There are mainly two versions of SSH protocol. The initial version was SSH-1, which was released in July 1995. In 2006, IETF (Internet Engineering Task Force) published RFCs for a revised version of the SSH protocol SSH-2 as the standard. The two versions of SSH, SSH-1 and SSH-2 are not compatible.
SSH-1 (Initial version of SSH )
The first version of SSH was SSH-1. SSH-1 was the initial version of SSH invented by Tatu Ylonen, at Helsinki University of Technology, Finland. The reason behind the invention of SSH-1 was a password sniffing attack at the University on a less secure protocol. Tatu Ylonen released the first version of SSH in July 1995, as a free protocol. Tatu Ylonen released a software product also, based on that protocol. Immediately Tatu Ylonen saw a surge in number of users of SSH protocol. By the end of 1995, there were totally 20,000 users for SSH. There are some serious security vulnerabilities with SSH-1.

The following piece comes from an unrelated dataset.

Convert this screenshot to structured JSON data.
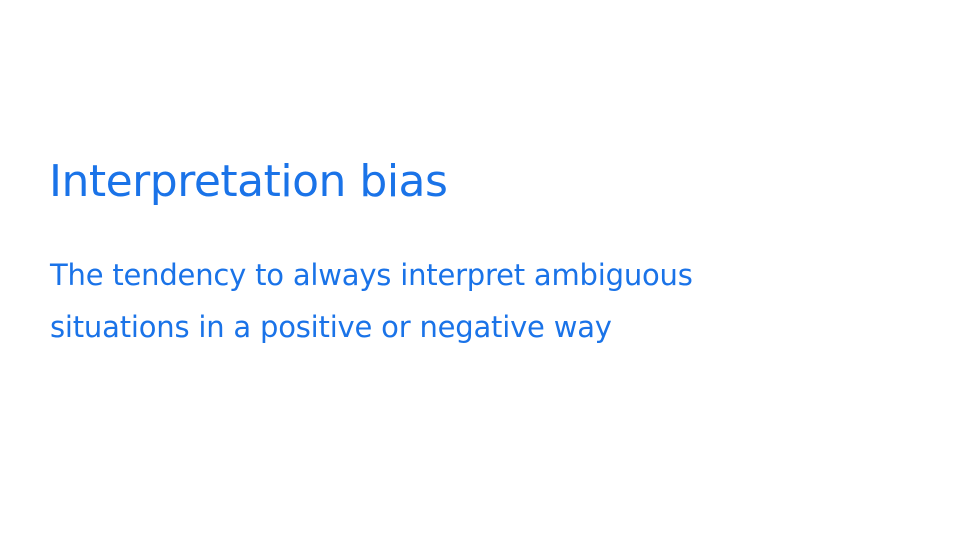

SSH-2 (Standard version of SSH)
SSH2 was introduced in 2006 as a standard by IETF. SSH-2 has many significant improvements over SSH1. SSH-2 prevents many security vulnerabilities of SSH-1. SSH2 is a much more secure and efficient than SSH-1. SSH-2 supports SFTP, a secure version of FTP. The main point to note is that, SSH-1 and SSH-2 are entirely different protocols. SSH-2 was completely designed as new, from the scratch. SSH-2 is the most commonly used version of SSH protocol these days.
SSH-1.99 (Backward compatibility version of SSH)
SSH-1.99 was also published as a standard in 2006 as RFC 4253. As discussed earlier, SSH-1 and SSH-2 are not compatible with each other. The purpose of SSH-1.99 is to provide backward compatibility for SSH-2 with SSH-1.